Dès lors, les premiers ministres conservateurs se sont évertués à faire fonctionner un plan irréaliste, incapables de reconnaitre qu’ils se sont trompés.

Les indicateurs sont tous en berne : le Royaume Uni fait moins bien que tous les pays comparables placés dans les mêmes circonstances ; et il n’y a qu’une seule explication possible : le Brexit.


Et après ?

L'ancien ministre des Finances britannique, ancien banquier et « Brexiter » de la première heure, Rishi Sunak, devient le troisième Premier ministre en moins de deux mois.


Rishi Sunak, le nouveau Premier ministre britannique - Crédits : Pippa Fowles, n° 10 Downing street


La Commission européenne a appelé le 28 octobre Rishi Sunak à pleinement respecter les accords conclus avec l'UE après le Brexit, notamment les dispositions douanières en Irlande du Nord.

"En ces temps difficiles pour notre continent, nous comptons sur une relation solide avec le Royaume-Uni pour défendre nos valeurs communes, dans le plein respect de nos accords", a insisté Ursula von der Leyen, dans un tweet de félicitation.

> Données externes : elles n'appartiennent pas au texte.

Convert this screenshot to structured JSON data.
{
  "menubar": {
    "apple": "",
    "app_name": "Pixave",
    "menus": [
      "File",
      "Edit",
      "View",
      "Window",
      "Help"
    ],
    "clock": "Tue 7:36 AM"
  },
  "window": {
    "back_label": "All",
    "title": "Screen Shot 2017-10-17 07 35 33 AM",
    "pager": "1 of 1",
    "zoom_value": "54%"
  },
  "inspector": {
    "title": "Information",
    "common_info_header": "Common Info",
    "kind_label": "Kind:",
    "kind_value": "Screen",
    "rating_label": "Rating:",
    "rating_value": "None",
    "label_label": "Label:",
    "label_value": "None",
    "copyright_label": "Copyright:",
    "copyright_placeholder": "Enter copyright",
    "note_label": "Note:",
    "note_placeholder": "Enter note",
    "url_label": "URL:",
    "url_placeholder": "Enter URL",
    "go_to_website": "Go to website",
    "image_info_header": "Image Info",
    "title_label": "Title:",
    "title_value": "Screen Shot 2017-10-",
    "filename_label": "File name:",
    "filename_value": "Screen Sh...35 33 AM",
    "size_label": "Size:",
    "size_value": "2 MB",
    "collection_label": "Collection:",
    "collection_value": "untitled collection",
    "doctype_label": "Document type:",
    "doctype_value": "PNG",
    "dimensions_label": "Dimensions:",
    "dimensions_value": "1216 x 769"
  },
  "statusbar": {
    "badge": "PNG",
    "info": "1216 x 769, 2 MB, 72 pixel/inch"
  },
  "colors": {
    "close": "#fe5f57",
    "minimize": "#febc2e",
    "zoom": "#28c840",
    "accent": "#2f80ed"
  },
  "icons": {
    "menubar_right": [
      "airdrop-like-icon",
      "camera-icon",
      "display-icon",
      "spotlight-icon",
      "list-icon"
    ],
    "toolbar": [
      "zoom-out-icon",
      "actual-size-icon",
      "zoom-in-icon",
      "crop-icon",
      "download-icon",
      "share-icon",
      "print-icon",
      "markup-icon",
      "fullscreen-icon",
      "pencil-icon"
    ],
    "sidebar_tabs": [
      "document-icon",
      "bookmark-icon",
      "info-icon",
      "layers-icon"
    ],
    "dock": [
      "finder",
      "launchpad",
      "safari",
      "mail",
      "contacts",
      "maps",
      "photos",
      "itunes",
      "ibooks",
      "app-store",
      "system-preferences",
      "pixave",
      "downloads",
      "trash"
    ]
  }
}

En effet, L'ancien premier ministre Boris Johnson était revenu sur le texte clé de l'accord de Brexit, le protocole nord-irlandais, signé et ratifié par les deux parties, et avait remis en cause de manière unilatérale le statut douanier post-Brexit de l'Irlande du Nord. Mais le cas de Belfast n’est pas son seul problème. Il hérite d’une économie en plein désarroi, de nombreuses grèves en perspective, une crise énergétique imminente et un système de soins de santé sous tension. Dans son premier discours, il a promis de « réparer les erreurs » de Liz Truss, et de restaurer « le professionnalisme, l’intégrité et la responsabilité » à Downing Street.